C’est en tout cas ce qu’ont rapporté les élus présents à la réunion à laquelle ont aussi participé le Premier ministre sortant Nagib Mikati – qui a présenté les changements envisagés – et le vice-président sortant Saadé Chami qui dirige aussi l’équipe chargée de négocier avec le Fonds monétaire international. Les détails des amendements apportés seront « transmis à la commission par écrit dans les prochains jours », selon Ibrahim Kanaan, qui a ajouté que « la version définitive du plan de redressement n’avait pas encore été finalisée ni officiellement renvoyée au Parlement ». Contacté, il a assuré que la commission reviendra en détail sur les propositions énoncées par Nagib Mikati dès qu’elles lui seront officiellement parvenues.
25 millions de dollars par jour
Les députés ont profité de la réunion pour transmettre leurs remarques, à l’image de Simon Abiramia (CPL), Hassan Fadlallah (Hezbollah) ou Hadi Abou el-Hosn (Rassemblement démocratique). Le premier a demandé que les dirigeants de la Banque du Liban soient auditionnés pour expliquer leur gestion depuis le début de la crise et transmettre des documents attestant des montants précis des réserves en devises ainsi que ceux des transferts à l’étranger sur cette même période. Quant à Hassan Fadlallah, il a estimé que les banques n’étaient pas assez mises à contribution « dans ce qui lui avait été présenté ». Enfin, Hadi Abou el-Hosn a souligné que le plan de redressement n’accordait pas assez d’importance au problème de la contrebande et aux moyens de la juguler.
Le plan de redressement est la pierre angulaire d’un programme d’assistance financière que le Liban sollicite auprès du FMI depuis 2020, sous le gouvernement de Hassane Diab. Après deux ans de tergiversations côté libanais, les négociations menées sous le cabinet Mikati ont débouché sur l’accord préliminaire du 7 avril imposant aux dirigeants d’approuver certaines lois – budget de 2022, levée du secret bancaire, contrôle des capitaux, restructuration du secteur bancaire et de la dette – combinées à d’autres mesures et devant enclencher le processus de réforme du pays.
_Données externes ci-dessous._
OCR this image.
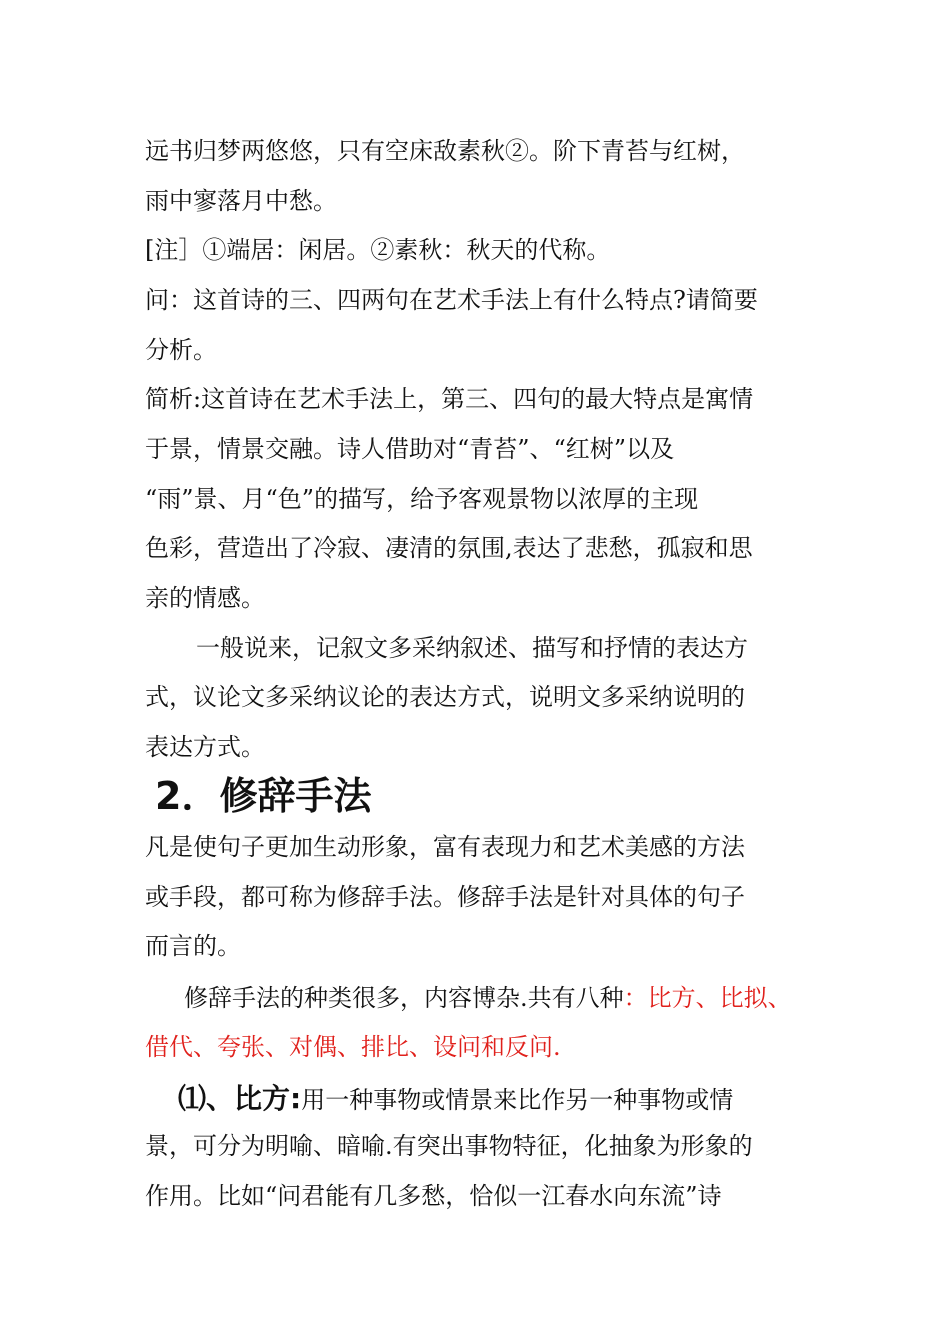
远书归梦两悠悠，只有空床敌素秋②。阶下青苔与红树，
雨中寥落月中愁。
[注］①端居：闲居。②素秋：秋天的代称。
问：这首诗的三、四两句在艺术手法上有什么特点?请简要
分析。
简析:这首诗在艺术手法上，第三、四句的最大特点是寓情
于景，情景交融。诗人借助对“青苔”、“红树”以及
“雨”景、月“色”的描写，给予客观景物以浓厚的主现
色彩，营造出了冷寂、凄清的氛围,表达了悲愁，孤寂和思
亲的情感。
一般说来，记叙文多采纳叙述、描写和抒情的表达方
式，议论文多采纳议论的表达方式，说明文多采纳说明的
表达方式。
2．修辞手法
凡是使句子更加生动形象，富有表现力和艺术美感的方法
或手段，都可称为修辞手法。修辞手法是针对具体的句子
而言的。
修辞手法的种类很多，内容博杂.共有八种：比方、比拟、
借代、夸张、对偶、排比、设问和反问.
⑴、比方:用一种事物或情景来比作另一种事物或情
景，可分为明喻、暗喻.有突出事物特征，化抽象为形象的
作用。比如“问君能有几多愁，恰似一江春水向东流”诗
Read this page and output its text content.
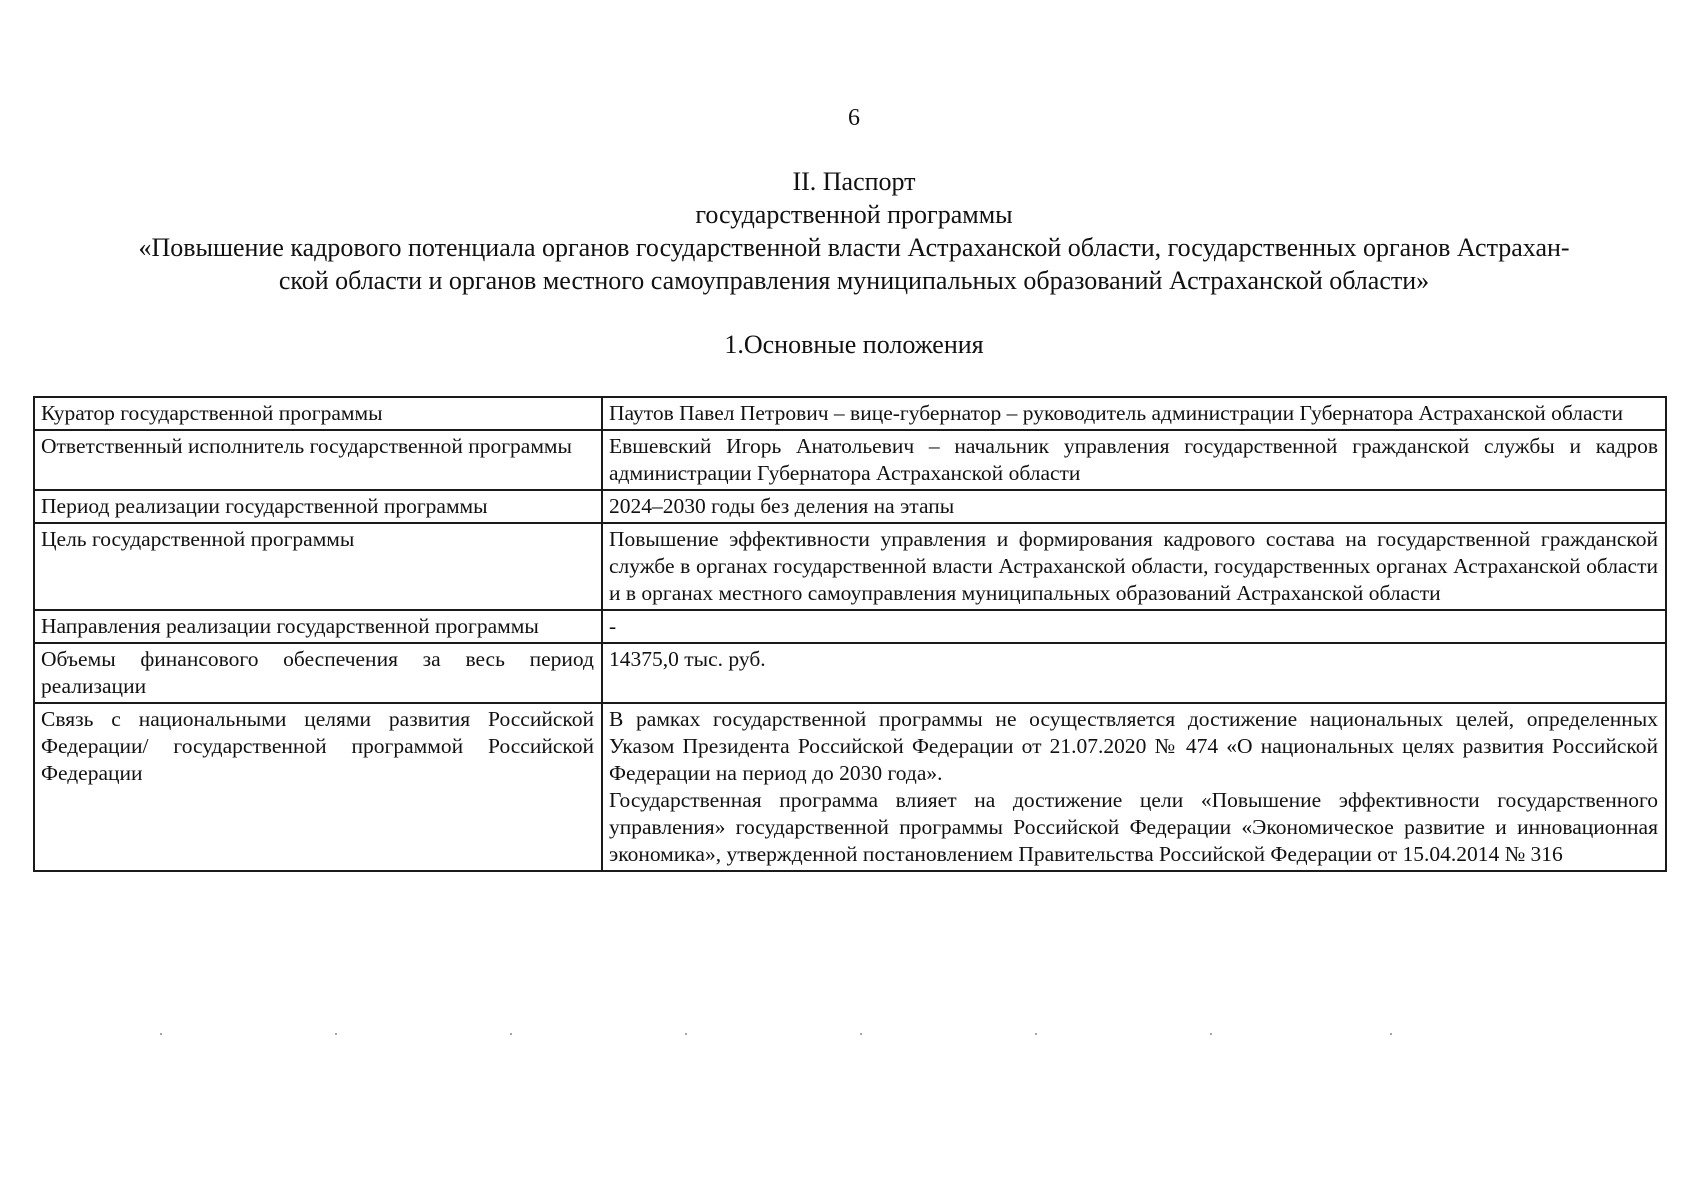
6
II. Паспорт
государственной программы
«Повышение кадрового потенциала органов государственной власти Астраханской области, государственных органов Астрахан-
ской области и органов местного самоуправления муниципальных образований Астраханской области»
1.Основные положения
Куратор государственной программы	Паутов Павел Петрович – вице-губернатор – руководитель администрации Губернатора Астраханской области
Ответственный исполнитель государственной программы	Евшевский Игорь Анатольевич – начальник управления государственной гражданской службы и кадров администрации Губернатора Астраханской области
Период реализации государственной программы	2024–2030 годы без деления на этапы
Цель государственной программы	Повышение эффективности управления и формирования кадрового состава на государственной гражданской службе в органах государственной власти Астраханской области, государственных органах Астраханской области и в органах местного самоуправления муниципальных образований Астраханской области
Направления реализации государственной программы	-
Объемы финансового обеспечения за весь период реализации	14375,0 тыс. руб.
Связь с национальными целями развития Российской Федерации/ государственной программой Российской Федерации	В рамках государственной программы не осуществляется достижение национальных целей, определенных Указом Президента Российской Федерации от 21.07.2020 № 474 «О национальных целях развития Российской Федерации на период до 2030 года».
Государственная программа влияет на достижение цели «Повышение эффективности государственного управления» государственной программы Российской Федерации «Экономическое развитие и инновационная экономика», утвержденной постановлением Правительства Российской Федерации от 15.04.2014 № 316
Selon Ibrahim Kanaan, les projets de lois liés à la restructuration des banques et de la dette n’ont toujours pas été transmis au Parlement et le ministre des Finances avait été chargé de régler la question du taux de change à utiliser dans le projet de budget pour 2022, la commission considérant les choix faits (la coexistence de plusieurs taux de change, dont un à 20 000 livres pour un dollar) comme irréalistes. Le FMI n’a pas réagi aux développements d’hier. Mais une source qui suit de près le dossier assure que l’organisation ne fera aucune concession sur les principes arrêtés le 7 avril. « Il n’y aura pas d’accord si les dirigeants essayent de faire passer en catimini un renflouement des banques ou s’ils préconisent une solution qui ne protège pas suffisamment les déposants les plus modestes », a insisté la source, se désolant du temps encore perdu « sur des questions pourtant entendues. »
Visiblement désireux d’accélérer le mouvement, le Premier ministre a, lui, insisté sur le fait que chaque jour de retard coûtait au Liban « 25 millions de dollars », une référence probable à la moyenne des réserves de devise injectées par jour par la Banque du Liban sur le marché, via ses différents mécanismes d’interventions.
Le fait que le gouvernement chargé des affaires courantes soit bien en train de chercher à amender le plan qu’il avait approuvé lorsqu’il avait encore les pleins pouvoirs le 20 mai confirme les échos qui se propageaient depuis le début de la semaine, notamment au sein du secteur bancaire. « Il y a une majorité de banques qui sont désormais convaincues qu’un recours au FMI est inévitable, mais souhaitent en même temps que le plan soit modifié pour aménager leur niveau de contribution aux pertes », résume le cadre d’une grande banque que nous avons contacté. Ces derniers jours, des fissures au sein de l’Association des banques ont commencé à apparaître, avec les sorties d’AM Bank et de BankMed, qui ont critiqué le processus de décision et de communication de l’organisation, dont le conseil d’administration s’est efforcé d’afficher un front uni malgré tout.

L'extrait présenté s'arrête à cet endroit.